October 1st, 2007 - October 6th, 2007

Categories: Cultural Heritage, Education, Multimedia, Networking, Tele-Immersion, Visualization, VR Art

presentation flier for CIPA event
presentation flier for CIPA event


Daria Tsoupikova presented her paper entitled Passing Excellence, The Virtual Reality and Art Visualization of The Kizhi Ensemble to the 21st annual CIPA Symposium. The paper describes the research and development of a virtual reality visualization project Passing Excellence about the world famous architectural ensemble “Kizhi”.

The 21st CIPA Symposium is a forum for sharing views, experiences and discussing proposals for the best practice, ideal technical tools, and optimum attitude in order to manage, document, and preserve the diverse cultural heritage of mankind.

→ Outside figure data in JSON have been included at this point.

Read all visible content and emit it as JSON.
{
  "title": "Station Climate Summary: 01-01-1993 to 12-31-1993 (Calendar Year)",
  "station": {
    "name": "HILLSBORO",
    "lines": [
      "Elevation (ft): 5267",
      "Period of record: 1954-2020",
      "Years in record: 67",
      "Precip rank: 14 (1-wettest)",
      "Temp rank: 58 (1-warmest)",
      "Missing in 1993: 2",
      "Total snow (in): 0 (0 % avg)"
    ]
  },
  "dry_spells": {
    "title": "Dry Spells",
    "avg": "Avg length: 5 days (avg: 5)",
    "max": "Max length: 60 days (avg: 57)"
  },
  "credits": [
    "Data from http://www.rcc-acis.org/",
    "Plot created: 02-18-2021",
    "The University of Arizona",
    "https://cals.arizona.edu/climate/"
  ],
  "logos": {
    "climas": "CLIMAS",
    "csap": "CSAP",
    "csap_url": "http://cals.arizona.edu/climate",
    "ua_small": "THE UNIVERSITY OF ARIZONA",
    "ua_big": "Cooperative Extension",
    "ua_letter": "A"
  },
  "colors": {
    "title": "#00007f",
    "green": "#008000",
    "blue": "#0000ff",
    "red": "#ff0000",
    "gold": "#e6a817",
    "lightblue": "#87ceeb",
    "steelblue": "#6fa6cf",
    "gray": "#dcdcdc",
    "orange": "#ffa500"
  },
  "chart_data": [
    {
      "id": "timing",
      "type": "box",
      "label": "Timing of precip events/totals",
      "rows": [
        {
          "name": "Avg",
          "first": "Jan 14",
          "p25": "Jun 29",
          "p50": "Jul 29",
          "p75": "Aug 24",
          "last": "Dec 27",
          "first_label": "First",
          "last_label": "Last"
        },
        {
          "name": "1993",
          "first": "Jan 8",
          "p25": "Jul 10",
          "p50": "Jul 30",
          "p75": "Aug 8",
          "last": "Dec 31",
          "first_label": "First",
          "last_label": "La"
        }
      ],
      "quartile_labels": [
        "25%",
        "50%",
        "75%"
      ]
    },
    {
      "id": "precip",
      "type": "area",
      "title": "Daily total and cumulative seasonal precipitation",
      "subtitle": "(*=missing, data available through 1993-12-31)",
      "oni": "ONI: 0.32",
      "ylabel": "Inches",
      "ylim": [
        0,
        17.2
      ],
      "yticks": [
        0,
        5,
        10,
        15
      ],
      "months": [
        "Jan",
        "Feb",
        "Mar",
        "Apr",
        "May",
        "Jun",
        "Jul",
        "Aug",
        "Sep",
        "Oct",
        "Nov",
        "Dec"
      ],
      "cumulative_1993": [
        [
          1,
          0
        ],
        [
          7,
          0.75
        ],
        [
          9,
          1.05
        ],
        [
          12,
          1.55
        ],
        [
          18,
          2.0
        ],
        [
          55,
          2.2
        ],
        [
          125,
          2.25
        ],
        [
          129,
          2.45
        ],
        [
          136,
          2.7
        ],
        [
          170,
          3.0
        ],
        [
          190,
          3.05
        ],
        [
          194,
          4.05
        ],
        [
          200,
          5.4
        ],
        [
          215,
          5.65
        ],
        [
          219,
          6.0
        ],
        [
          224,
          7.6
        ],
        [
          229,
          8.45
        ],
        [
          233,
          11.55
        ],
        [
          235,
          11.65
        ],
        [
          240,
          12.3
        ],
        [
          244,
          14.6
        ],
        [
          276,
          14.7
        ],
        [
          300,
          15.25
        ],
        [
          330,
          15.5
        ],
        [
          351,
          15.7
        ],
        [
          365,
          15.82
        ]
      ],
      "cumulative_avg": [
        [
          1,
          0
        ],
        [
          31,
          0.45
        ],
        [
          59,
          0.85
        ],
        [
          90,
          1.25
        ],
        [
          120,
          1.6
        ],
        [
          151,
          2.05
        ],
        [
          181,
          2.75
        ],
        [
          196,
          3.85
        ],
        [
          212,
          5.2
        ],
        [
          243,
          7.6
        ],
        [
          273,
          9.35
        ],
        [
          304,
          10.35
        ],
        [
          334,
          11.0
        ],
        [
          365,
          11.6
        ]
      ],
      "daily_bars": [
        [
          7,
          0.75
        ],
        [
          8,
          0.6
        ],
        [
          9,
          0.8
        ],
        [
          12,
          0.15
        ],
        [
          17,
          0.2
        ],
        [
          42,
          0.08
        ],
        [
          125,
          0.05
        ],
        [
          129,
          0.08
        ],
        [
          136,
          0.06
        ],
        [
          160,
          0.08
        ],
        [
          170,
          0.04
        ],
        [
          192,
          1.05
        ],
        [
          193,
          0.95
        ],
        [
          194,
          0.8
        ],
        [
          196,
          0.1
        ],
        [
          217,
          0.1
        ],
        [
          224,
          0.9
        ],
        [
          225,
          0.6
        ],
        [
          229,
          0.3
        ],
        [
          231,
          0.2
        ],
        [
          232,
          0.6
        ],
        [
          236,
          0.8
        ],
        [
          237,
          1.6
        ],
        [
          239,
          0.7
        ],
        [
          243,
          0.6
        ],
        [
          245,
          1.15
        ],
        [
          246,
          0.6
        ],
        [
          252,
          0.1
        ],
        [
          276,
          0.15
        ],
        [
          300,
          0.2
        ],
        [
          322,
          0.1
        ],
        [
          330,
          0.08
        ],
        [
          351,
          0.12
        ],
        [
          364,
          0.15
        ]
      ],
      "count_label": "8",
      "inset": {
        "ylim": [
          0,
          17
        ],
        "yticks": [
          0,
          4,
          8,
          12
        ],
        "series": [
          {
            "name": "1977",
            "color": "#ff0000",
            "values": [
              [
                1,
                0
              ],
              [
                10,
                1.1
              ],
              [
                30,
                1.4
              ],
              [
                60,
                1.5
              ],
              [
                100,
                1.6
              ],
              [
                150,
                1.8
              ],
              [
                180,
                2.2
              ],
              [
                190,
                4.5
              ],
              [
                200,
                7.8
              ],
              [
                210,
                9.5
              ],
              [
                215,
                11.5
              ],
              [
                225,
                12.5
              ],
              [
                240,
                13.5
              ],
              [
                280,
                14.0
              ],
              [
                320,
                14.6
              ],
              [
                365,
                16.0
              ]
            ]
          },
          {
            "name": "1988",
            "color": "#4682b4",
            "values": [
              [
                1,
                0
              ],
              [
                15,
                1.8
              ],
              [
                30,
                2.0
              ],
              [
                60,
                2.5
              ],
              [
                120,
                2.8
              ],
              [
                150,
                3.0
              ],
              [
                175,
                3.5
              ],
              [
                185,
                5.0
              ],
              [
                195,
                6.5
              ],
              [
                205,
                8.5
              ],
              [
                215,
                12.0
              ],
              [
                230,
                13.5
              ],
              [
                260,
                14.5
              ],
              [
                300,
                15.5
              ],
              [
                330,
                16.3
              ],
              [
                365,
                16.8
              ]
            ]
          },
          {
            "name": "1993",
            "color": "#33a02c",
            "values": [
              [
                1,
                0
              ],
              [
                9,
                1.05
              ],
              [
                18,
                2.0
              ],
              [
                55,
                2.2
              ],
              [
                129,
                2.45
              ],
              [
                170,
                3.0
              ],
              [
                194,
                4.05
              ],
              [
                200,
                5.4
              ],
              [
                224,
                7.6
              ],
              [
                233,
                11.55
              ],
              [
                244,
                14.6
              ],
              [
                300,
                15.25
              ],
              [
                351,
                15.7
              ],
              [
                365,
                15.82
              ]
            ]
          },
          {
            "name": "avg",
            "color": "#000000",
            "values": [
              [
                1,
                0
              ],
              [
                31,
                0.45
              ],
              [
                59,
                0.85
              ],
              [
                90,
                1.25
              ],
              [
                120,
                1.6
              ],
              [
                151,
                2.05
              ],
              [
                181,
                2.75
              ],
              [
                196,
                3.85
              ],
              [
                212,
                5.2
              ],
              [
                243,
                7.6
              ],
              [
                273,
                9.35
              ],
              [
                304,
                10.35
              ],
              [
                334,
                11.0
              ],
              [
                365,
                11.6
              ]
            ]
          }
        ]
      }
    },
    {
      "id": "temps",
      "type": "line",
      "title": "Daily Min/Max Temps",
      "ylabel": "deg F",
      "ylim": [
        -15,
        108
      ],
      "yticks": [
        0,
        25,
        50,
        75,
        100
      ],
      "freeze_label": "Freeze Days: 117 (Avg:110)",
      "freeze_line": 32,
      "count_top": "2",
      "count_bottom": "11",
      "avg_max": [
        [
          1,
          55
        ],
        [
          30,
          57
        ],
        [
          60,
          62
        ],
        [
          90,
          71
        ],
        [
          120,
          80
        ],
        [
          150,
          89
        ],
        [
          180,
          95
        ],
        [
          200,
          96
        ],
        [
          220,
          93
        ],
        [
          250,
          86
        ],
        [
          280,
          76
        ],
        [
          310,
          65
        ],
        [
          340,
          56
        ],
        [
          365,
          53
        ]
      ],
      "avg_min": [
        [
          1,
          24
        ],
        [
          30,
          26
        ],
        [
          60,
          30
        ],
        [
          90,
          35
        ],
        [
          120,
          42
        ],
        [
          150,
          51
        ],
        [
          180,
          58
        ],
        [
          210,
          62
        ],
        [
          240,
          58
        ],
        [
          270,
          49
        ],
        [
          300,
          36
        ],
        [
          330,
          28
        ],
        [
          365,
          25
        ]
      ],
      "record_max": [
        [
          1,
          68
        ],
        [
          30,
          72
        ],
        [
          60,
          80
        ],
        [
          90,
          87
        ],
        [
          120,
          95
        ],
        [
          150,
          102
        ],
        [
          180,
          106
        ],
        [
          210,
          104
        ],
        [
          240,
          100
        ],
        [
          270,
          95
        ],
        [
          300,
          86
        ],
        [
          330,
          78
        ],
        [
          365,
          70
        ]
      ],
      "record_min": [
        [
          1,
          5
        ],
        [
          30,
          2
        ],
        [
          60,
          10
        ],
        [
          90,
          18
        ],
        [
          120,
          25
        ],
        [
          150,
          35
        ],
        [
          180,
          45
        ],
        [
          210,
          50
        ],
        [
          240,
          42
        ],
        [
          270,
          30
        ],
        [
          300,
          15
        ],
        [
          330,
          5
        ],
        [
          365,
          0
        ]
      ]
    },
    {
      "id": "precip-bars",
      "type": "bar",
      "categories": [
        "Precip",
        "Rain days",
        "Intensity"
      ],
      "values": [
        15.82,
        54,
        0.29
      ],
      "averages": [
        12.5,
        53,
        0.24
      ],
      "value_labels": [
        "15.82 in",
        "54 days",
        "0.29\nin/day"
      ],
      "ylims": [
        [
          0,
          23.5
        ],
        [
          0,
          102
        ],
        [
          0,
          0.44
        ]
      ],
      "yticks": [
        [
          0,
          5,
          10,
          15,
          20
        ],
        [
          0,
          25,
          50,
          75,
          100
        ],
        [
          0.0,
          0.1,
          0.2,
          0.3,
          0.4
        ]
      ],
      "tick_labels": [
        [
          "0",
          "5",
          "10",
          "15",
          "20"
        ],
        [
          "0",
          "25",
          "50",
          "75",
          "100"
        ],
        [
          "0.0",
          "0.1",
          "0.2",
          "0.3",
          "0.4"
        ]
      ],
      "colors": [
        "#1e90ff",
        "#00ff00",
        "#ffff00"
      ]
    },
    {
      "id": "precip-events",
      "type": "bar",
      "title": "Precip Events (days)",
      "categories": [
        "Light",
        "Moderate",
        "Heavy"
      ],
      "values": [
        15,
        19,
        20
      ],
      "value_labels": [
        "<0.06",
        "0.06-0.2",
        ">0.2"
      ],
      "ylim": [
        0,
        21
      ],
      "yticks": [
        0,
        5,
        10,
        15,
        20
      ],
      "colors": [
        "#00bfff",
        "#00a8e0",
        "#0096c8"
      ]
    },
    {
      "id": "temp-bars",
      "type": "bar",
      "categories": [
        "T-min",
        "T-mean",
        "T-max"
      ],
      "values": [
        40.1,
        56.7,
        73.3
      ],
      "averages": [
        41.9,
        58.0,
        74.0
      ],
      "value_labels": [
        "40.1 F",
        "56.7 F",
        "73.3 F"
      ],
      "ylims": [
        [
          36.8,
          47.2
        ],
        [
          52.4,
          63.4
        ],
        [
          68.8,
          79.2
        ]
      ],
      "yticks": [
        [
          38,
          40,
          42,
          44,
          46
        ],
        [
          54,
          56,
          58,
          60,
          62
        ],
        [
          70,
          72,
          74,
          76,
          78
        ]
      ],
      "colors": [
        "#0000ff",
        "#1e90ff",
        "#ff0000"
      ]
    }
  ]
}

This paper describes the development of an artistic visualization project that restores the architectural history of the world famous wood church and architectural museum, Kizhi. Kizhi is the architectural complex located on an island in Lake Onega in northern Karelia, Russia. The Church of Transfiguration, the Church of Intersession and the Belfry form the central part of the complex. The churches were built in harmony with the surrounding landscape and contain a priceless collection of icons and relics of Russian heritage. This historically important site is included in the List of Most Endangered Sites of the World Monuments Watch protected by World Heritage List of UNESCO. This project aims to restore the original architecture of Kizhi museum and to visualize the architectural changes of the museum area over the last 300 years. The visualization is being developed based on high resolution photographs, video surveys, textural data obtained during the initial visit of the site and resources from the Kizhi State Open-Air Museum archives. The project strives to capitalize on the advances of computer graphics technology and stereoscopic high-resolution display technology to advance the development of historical restoration in an artistic direction.